Paesi nordici: lettera dei vescovi sulla sessualità, “insegnamento della Chiesa non intende limitare l’amore, ma renderlo possibile”

(Foto Conferenza episcopale Paesi nordici)

“Poniamo obiezioni” rispetto al movimento arcobaleno “quando veicola un’immagine della persona umana che dissolve l’integrità corporea dell’individuo, come se il sesso biologico fosse qualcosa di puramente casuale. E contestiamo che tali opinioni vengono imposte ai bambini come se non fossero ipotesi audaci, ma fatti accertati; quando viene imposto ai minori il peso opprimente di dover determinare la propria identità senza che siano attrezzati per farlo”. Lo scrivono i vescovi dei Paesi nordici in una “lettera pastorale sulla sessualità umana” pubblicata per la quinta domenica di Quaresima. La lettera comincia dal racconto biblico di Noè e del diluvio universale per arrivare all’arcobaleno, segno di alleanza tra Dio e ogni creatura vivente, oggi simbolo di un movimento. “È curioso”, scrivono i vescovi, “con quanta facilità la nostra società, così centrata sul corpo, lo prenda alla leggera, rifiutandosi si riconoscerne l’importanza per la nostra identità” e proponendo invece “un’auto-percezione soggettiva, che ognuno produce per sé a propria immagine”. Il card. Anders Arborelius (Stoccolma), insieme ai confratelli vescovi Czeslaw Kozon (Kopenaghen), Bernt Eidsvig (Oslo), Berislav Grgić (Tromsø), Peter Bürcher (em. Reykjavik), David Tencer (Reykjavik), Erik Varden (Trondheim) e l’amministratore apostolico di Helsinki Marco Pasinato, ripetono: “L’immagine di Dio nella natura umana si manifesta nella complementarietà del maschile e femminile”; nella Scrittura, il matrimonio tra un uomo e una donna è “immagine della comunione di Dio con l’umanità”.

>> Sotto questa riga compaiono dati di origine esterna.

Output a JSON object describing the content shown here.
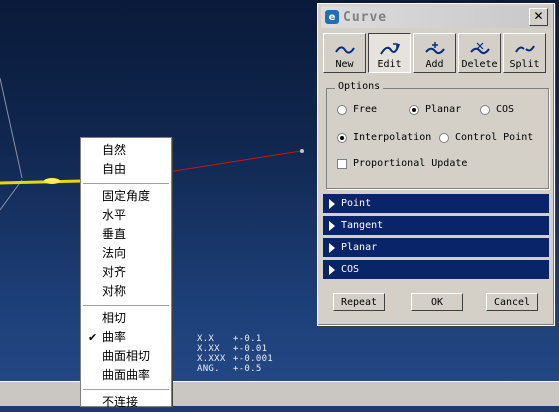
{
  "dialog": {
    "title": "Curve",
    "close_label": "✕",
    "toolbar": [
      {
        "label": "New",
        "icon": "curve-new-icon"
      },
      {
        "label": "Edit",
        "icon": "curve-edit-icon",
        "active": true
      },
      {
        "label": "Add",
        "icon": "curve-add-icon"
      },
      {
        "label": "Delete",
        "icon": "curve-delete-icon"
      },
      {
        "label": "Split",
        "icon": "curve-split-icon"
      }
    ],
    "options": {
      "legend": "Options",
      "type_free": "Free",
      "type_planar": "Planar",
      "type_cos": "COS",
      "selected_type": "Planar",
      "interp": "Interpolation",
      "control_point": "Control Point",
      "selected_mode": "Interpolation",
      "proportional": "Proportional Update",
      "proportional_checked": false
    },
    "sections": [
      "Point",
      "Tangent",
      "Planar",
      "COS"
    ],
    "buttons": {
      "repeat": "Repeat",
      "ok": "OK",
      "cancel": "Cancel"
    }
  },
  "context_menu": {
    "group1": [
      "自然",
      "自由"
    ],
    "group2": [
      "固定角度",
      "水平",
      "垂直",
      "法向",
      "对齐",
      "对称"
    ],
    "group3": [
      "相切",
      "曲率",
      "曲面相切",
      "曲面曲率"
    ],
    "group3_checked": "曲率",
    "group4": [
      "不连接"
    ]
  },
  "status": [
    {
      "label": "X.X",
      "value": "+-0.1"
    },
    {
      "label": "X.XX",
      "value": "+-0.01"
    },
    {
      "label": "X.XXX",
      "value": "+-0.001"
    },
    {
      "label": "ANG.",
      "value": "+-0.5"
    }
  ],
  "colors": {
    "section_bar": "#0a246a",
    "curve_line": "#d01010",
    "highlight": "#ffd400"
  }
}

Affermano di comprendere che “per alcuni sembri un’opzione impossibile”: “la Chiesa lo riconosce e desidera abbracciare e consolare tutti coloro che vivono difficoltà”. La misericordia non esclude nessuno, ma l’ideale è “alto”, scrivono più avanti: “Vi inganneremmo se vi offrissimo di meno; non siamo stati ordinati per predicare piccole nozioni personali”. Occorre “ordinare il caos”, accettando che le circostanze per un certo tempo rendano “un cattolico incapace di ricevere i sacramenti, senza per questo cessare di essere membro della Chiesa”. “Le nozioni di cosa significhi essere una persona, e quindi un essere sessuale, sono in evoluzione. Ciò che è dato per scontato oggi potrebbe essere confutato domani. Chi scommette su teorie che passano, rischia di essere terribilmente ferito” invece c’è bisogno “di radici profonde” e per questo i vescovi incoraggiano i fedeli ad “appropriarsi dei principi fondamentali dell’antropologia cristiana, mentre cerchiamo con rispetto di avvicinarci a chi si sente lontano da esse”.

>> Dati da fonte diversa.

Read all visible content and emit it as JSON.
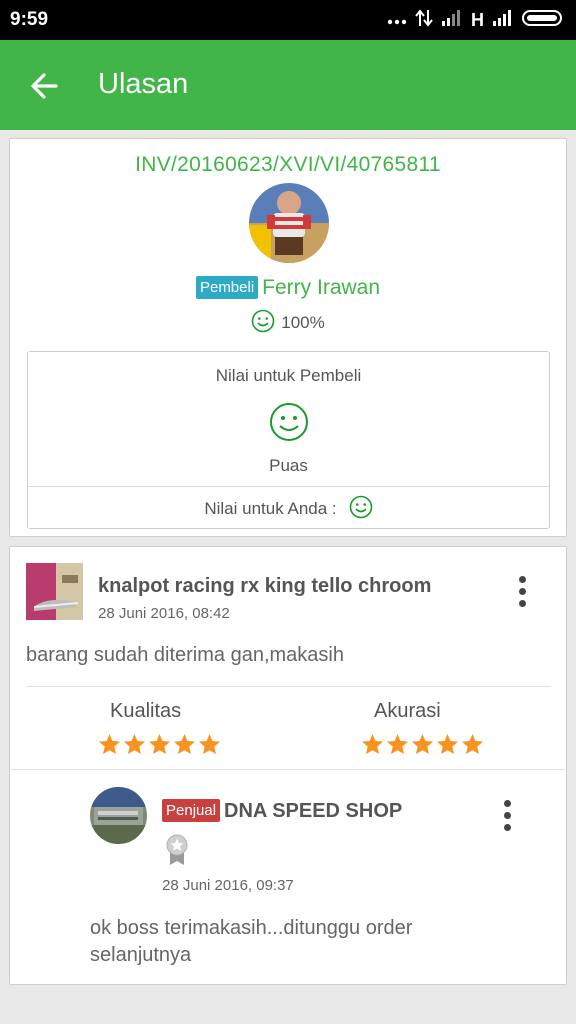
{
  "status_bar": {
    "time": "9:59",
    "network": "H"
  },
  "app_bar": {
    "title": "Ulasan"
  },
  "transaction": {
    "invoice": "INV/20160623/XVI/VI/40765811",
    "buyer_badge": "Pembeli",
    "buyer_name": "Ferry Irawan",
    "reputation": "100%",
    "rating_title": "Nilai untuk Pembeli",
    "rating_result": "Puas",
    "rating_for_you": "Nilai untuk Anda :"
  },
  "review": {
    "product_name": "knalpot racing rx king tello chroom",
    "date": "28 Juni 2016, 08:42",
    "text": "barang sudah diterima gan,makasih",
    "quality_label": "Kualitas",
    "quality_stars": 5,
    "accuracy_label": "Akurasi",
    "accuracy_stars": 5
  },
  "reply": {
    "seller_badge": "Penjual",
    "seller_name": "DNA SPEED SHOP",
    "date": "28 Juni 2016, 09:37",
    "text": "ok boss terimakasih...ditunggu order selanjutnya"
  },
  "colors": {
    "brand_green": "#42b549",
    "buyer_badge": "#2dabc6",
    "seller_badge": "#c9403f",
    "star": "#f7931e"
  }
}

E a chi ha perplessità rispetto al magistero cattolico sula sessualità, i vescovi consigliano di conoscere meglio Cristo, di considerare i limiti di un discorso puramente laico sulla sessualità e “recuperare la natura sacramentale della sessualità nel disegno di Dio, la bellezza della castità cristiana e la gioia dell’amicizia, il che ci fa vedere che una grande intimità liberante si trova anche nei rapporti non sessuali”. Perché “l’insegnamento della Chiesa non intende limitare l’amore, ma renderlo possibile”.